Il network di SpaceX ha aiutato Kiev dal punto di vista civile e militare.
«Tali azioni costituiscono un coinvolgimento indiretto nei conflitti», sostengono da Mosca
Le infrastrutture «semi civili» potrebbero diventare un obiettivo legittimo per le rappresaglie, ha affermato nei giorni scorsi Konstantin Vorontsov, capo della delegazione russa all’Ufficio per gli affari del disarmo delle Nazioni Uniti.
Sebbene non vengano nominati apertamente, le sue parole sono risuonate come una minaccia diretta ai satelliti Starlink forniti da Elon Musk e dalla sua società SpaceX, diventati essenziali per le comunicazioni ucraine nella parte orientale del Paese.
«Vorremmo sottolineare una tendenza estremamente pericolosa che va oltre l’uso innocuo delle tecnologie spaziali ed è emersa durante gli eventi in Ucraina: l’uso da parte degli Stati Uniti e dei loro alleati di infrastrutture civili nello spazio, comprese quelle commerciali, per scopi militari», ha sostenuto il capodelegazione russo Vorontsov. «Sembra che i nostri colleghi non si rendano conto che tali azioni costituiscono un coinvolgimento indiretto nei conflitti militari».

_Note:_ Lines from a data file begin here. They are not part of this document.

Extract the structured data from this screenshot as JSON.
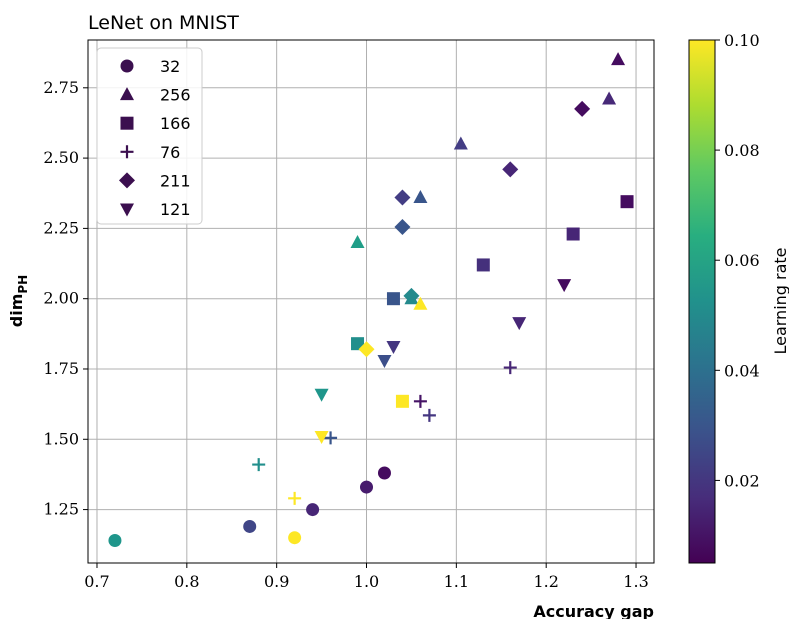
{
  "chart_data": {
    "type": "scatter",
    "title": "LeNet on MNIST",
    "xlabel": "Accuracy gap",
    "ylabel_main": "dim",
    "ylabel_sub": "PH",
    "xlim": [
      0.69,
      1.32
    ],
    "ylim": [
      1.06,
      2.92
    ],
    "x_ticks": [
      0.7,
      0.8,
      0.9,
      1.0,
      1.1,
      1.2,
      1.3
    ],
    "x_tick_labels": [
      "0.7",
      "0.8",
      "0.9",
      "1.0",
      "1.1",
      "1.2",
      "1.3"
    ],
    "y_ticks": [
      1.25,
      1.5,
      1.75,
      2.0,
      2.25,
      2.5,
      2.75
    ],
    "y_tick_labels": [
      "1.25",
      "1.50",
      "1.75",
      "2.00",
      "2.25",
      "2.50",
      "2.75"
    ],
    "grid": true,
    "legend_position": "upper-left",
    "colorbar": {
      "label": "Learning rate",
      "colormap": "viridis",
      "range": [
        0.005,
        0.1
      ],
      "ticks": [
        0.02,
        0.04,
        0.06,
        0.08,
        0.1
      ],
      "tick_labels": [
        "0.02",
        "0.04",
        "0.06",
        "0.08",
        "0.10"
      ]
    },
    "series": [
      {
        "name": "32",
        "marker": "circle",
        "points": [
          {
            "x": 0.72,
            "y": 1.14,
            "lr": 0.055
          },
          {
            "x": 0.87,
            "y": 1.19,
            "lr": 0.025
          },
          {
            "x": 0.92,
            "y": 1.15,
            "lr": 0.1
          },
          {
            "x": 0.94,
            "y": 1.25,
            "lr": 0.015
          },
          {
            "x": 1.0,
            "y": 1.33,
            "lr": 0.012
          },
          {
            "x": 1.02,
            "y": 1.38,
            "lr": 0.008
          }
        ]
      },
      {
        "name": "256",
        "marker": "triangle-up",
        "points": [
          {
            "x": 0.99,
            "y": 2.2,
            "lr": 0.058
          },
          {
            "x": 1.05,
            "y": 2.0,
            "lr": 0.05
          },
          {
            "x": 1.06,
            "y": 2.36,
            "lr": 0.03
          },
          {
            "x": 1.06,
            "y": 1.98,
            "lr": 0.1
          },
          {
            "x": 1.105,
            "y": 2.55,
            "lr": 0.022
          },
          {
            "x": 1.27,
            "y": 2.71,
            "lr": 0.016
          },
          {
            "x": 1.28,
            "y": 2.85,
            "lr": 0.008
          }
        ]
      },
      {
        "name": "166",
        "marker": "square",
        "points": [
          {
            "x": 0.99,
            "y": 1.84,
            "lr": 0.052
          },
          {
            "x": 1.03,
            "y": 2.0,
            "lr": 0.03
          },
          {
            "x": 1.04,
            "y": 1.635,
            "lr": 0.1
          },
          {
            "x": 1.13,
            "y": 2.12,
            "lr": 0.018
          },
          {
            "x": 1.23,
            "y": 2.23,
            "lr": 0.015
          },
          {
            "x": 1.29,
            "y": 2.345,
            "lr": 0.008
          }
        ]
      },
      {
        "name": "76",
        "marker": "plus",
        "points": [
          {
            "x": 0.88,
            "y": 1.41,
            "lr": 0.052
          },
          {
            "x": 0.92,
            "y": 1.29,
            "lr": 0.1
          },
          {
            "x": 0.96,
            "y": 1.505,
            "lr": 0.03
          },
          {
            "x": 1.06,
            "y": 1.635,
            "lr": 0.01
          },
          {
            "x": 1.07,
            "y": 1.585,
            "lr": 0.02
          },
          {
            "x": 1.16,
            "y": 1.755,
            "lr": 0.015
          }
        ]
      },
      {
        "name": "211",
        "marker": "diamond",
        "points": [
          {
            "x": 1.0,
            "y": 1.82,
            "lr": 0.1
          },
          {
            "x": 1.04,
            "y": 2.36,
            "lr": 0.022
          },
          {
            "x": 1.04,
            "y": 2.255,
            "lr": 0.03
          },
          {
            "x": 1.05,
            "y": 2.01,
            "lr": 0.05
          },
          {
            "x": 1.16,
            "y": 2.46,
            "lr": 0.015
          },
          {
            "x": 1.24,
            "y": 2.675,
            "lr": 0.008
          }
        ]
      },
      {
        "name": "121",
        "marker": "triangle-down",
        "points": [
          {
            "x": 0.95,
            "y": 1.66,
            "lr": 0.055
          },
          {
            "x": 0.95,
            "y": 1.51,
            "lr": 0.1
          },
          {
            "x": 1.02,
            "y": 1.78,
            "lr": 0.028
          },
          {
            "x": 1.03,
            "y": 1.83,
            "lr": 0.02
          },
          {
            "x": 1.17,
            "y": 1.915,
            "lr": 0.015
          },
          {
            "x": 1.22,
            "y": 2.05,
            "lr": 0.008
          }
        ]
      }
    ]
  }
}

All’inizio del conflitto, quando l’Armata aveva scollegato l’Ucraina dalla rete internet con degli strike mirati, solo i satelliti inviati dall’uomo più ricco del mondo avevano permesso di ripristinare una connessione stabile per scopi civili, ma anche militari.
Il network di SpaceX viene ora utilizzato per permettere ai cittadini di parlare con i propri cari, per diffondere i discorsi quotidiani del presidente Volodymyr Zelensky, ma anche per assistere i bombardamenti dei droni contro le posizioni russe. Già a maggio Musk era stato accusato dal capo dell’Agenzia spaziale russa di «sostenere le forze fasciste in Ucraina con le comunicazioni militari».
Poco dopo, lo stesso Musk aveva denunciato un cyber attacco contro il sistema, una «costellazione» di satelliti che fluttuano a bassa quota nei cieli ucraini, a circa 200 chilometri d’altezza, e permettono di navigare ad alta velocità: proprio il funzionamento «in gruppo» rende inoltre difficile neutralizzarli, perché i russi dovrebbero colpirli tutti per far saltare la connessione. «Abbiamo oltre 11 mila stazioni e ci aiutano nella nostra battaglia quotidiana, su tutti i fronti», aveva quantificato a giugno il vicepremier ucraino Mykhailo Fedorov, il ministro del digitale che due giorni dopo l’invasione aveva sollecitato l’invio dei satelliti con un tweet diretto proprio a Musk, il quale aveva provveduto immediatamente con l’aiuto di finanziamenti privati e governativi.
I droni
L’utilizzo di droni d’attacco iraniani da parte degli invasori è fatto noto. Solo che adesso Kiev fa «pubblicità» al nemico rivelando che questi velivoli ribattezzati Geranium 2 (in realtà sono gli Shahed 136) hanno distrutto 4 sistemi d’artiglieria pesante e un blindato nella regione di Kharkiv. Dunque target preziosi. I mezzi forniti da Teheran sono temuti in quanto la resistenza non ha uno scudo sufficiente per contrastarli. Infatti gli ucraini, oltre a dare i particolari sui raid, hanno subito chiesto all’Occidente apparati in grado di abbatterli, equipaggiamenti in aggiunta a quelli garantiti nelle ultime settimane. Secondo l’intelligence americana gli ayatollah avrebbero messo a disposizione degli occupanti alcune centinaia di questi velivoli. È stato escluso dalle fonti Usa, invece, un supporto bellico diretto da parte della Cina.
Pragmatismo
Il pragmatismo domina i vertici del Pentagono. Visitando le truppe statunitensi presenti in Polonia, il capo di Stato Maggiore Mark Milley ha invitato a stare sempre in guardia:
«In un conflitto non hai mai un’assoluta certezza su quello che verrà dopo».
I richiami, diventati quasi una cantilena, sono in parallelo a valanghe di analisi che «inchiodano» le truppe di Putin: i suoi generali faticano a mettere insieme nuovi reparti, il Terzo Corpo appena formato non ha permesso di cambiare il quadro, si ipotizza la nascita di un Quarto ma con elementi che non darebbero garanzie, gli ucraini avrebbero preso possesso del fiume Oskil, nel nordest, segnando un altro punto importante nella controffensiva.